Korchevsky is described by authorities as a linchpin of a global insider trading scheme broken up by U.S. investigators. In dual indictments unsealed Tuesday in New York and New Jersey, prosecutors described how hackers worked with traders in an “unholy alliance” to tap corporate press releases before they became public.
The SEC said the scheme involved dozens of men and companies in the U.S., Ukraine and Russia, and netted $100 million in illicit profits.
Having run a mutual fund and worked on Wall Street before starting his own hedge fund, Korchevsky was the only professional U.S. trader arrested. He faces charges of conspiracy to commit securities fraud and money laundering.
At his bail hearing in Philadelphia federal court, Assistant U.S. Attorney David Ignall requested the trader be held in custody, noting his $5 million in assets and penchant for travel overseas -- 42 times since 2010.
Korchevsky’s wife, sitting in the back row of the courtroom, stated that most of her husband's travel was tied to his work.
“My husband is the pastor of a big church here,” she said. “He would never leave.”

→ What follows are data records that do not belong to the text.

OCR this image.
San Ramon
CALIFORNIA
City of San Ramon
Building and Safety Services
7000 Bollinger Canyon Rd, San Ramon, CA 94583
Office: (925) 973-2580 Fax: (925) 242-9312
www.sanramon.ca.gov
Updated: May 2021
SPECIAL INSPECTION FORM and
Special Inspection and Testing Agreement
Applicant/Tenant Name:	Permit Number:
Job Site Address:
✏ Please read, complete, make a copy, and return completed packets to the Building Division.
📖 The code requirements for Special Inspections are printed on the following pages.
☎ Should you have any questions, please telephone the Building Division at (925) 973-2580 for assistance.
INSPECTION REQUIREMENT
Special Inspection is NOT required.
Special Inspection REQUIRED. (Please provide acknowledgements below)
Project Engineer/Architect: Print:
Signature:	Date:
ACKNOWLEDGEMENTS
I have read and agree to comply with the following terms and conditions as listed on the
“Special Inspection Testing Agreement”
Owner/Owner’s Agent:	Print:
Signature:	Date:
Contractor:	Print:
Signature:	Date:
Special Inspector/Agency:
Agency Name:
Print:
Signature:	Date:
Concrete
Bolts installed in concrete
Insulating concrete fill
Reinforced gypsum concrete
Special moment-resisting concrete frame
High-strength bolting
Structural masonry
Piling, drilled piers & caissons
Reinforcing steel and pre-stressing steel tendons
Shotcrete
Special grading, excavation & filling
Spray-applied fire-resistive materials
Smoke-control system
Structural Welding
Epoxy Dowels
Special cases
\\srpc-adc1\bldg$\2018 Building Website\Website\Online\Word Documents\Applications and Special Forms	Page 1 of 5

U.S. Magistrate Judge Linda Caracappa rejected the government request, releasing Korchevsky on $100,000 bond. She did order his passport held and that he stay in the court’s eastern Pennsylvania jurisdiction. Korchevsky, who has yet to hire an attorney, is to appear in court again on Friday.
Federal prosecutors quickly filed a letter with U.S. District Judge Brian Cogan in Brooklyn, New York, where Korchevsky was charged and will likely end up. They asked Cogan to reverse Caracappa’s decision and order the defendant held without bail.
Nine men were charged Tuesday as part of the alleged insider trading scheme. Five were arrested while four remain at large.
Leonid Momotok and Alexander Garkusha appeared before U.S. Magistrate Judge J. Clay Fuller in Gainesville, Florida, and were ordered held pending a detention hearing, according to court records. Jerome Froelich, a lawyer for Garkusha, and Suzanne Hashimi, a lawyer for Momotok, didn’t immediately return calls seeking comment.
Arkadiy Dubovoy and Igor Dubovoy, both arrested in Georgia, were scheduled to appear Tuesday in Atlanta federal court before U.S. Magistrate Judge Alan J. Baverman. It was unclear if they had retained lawyers.
Acting Brooklyn U.S. Attorney Kelly Currie, at a press conference Tuesday in New Jersey announcing the charges, called the criminal unification of hackers and traders an “unholy alliance” that companies should fear.
“Companies, law firms, and financial institutions -- all of which possess sensitive information not only about the latest developments in their industry, but of their stakeholders as well -- are all at risk,” said Julian Moore, a former federal prosecutor who worked on the Bernard Madoff case. “The importance of taking preventative measures to combat cybercrime has never been more salient.”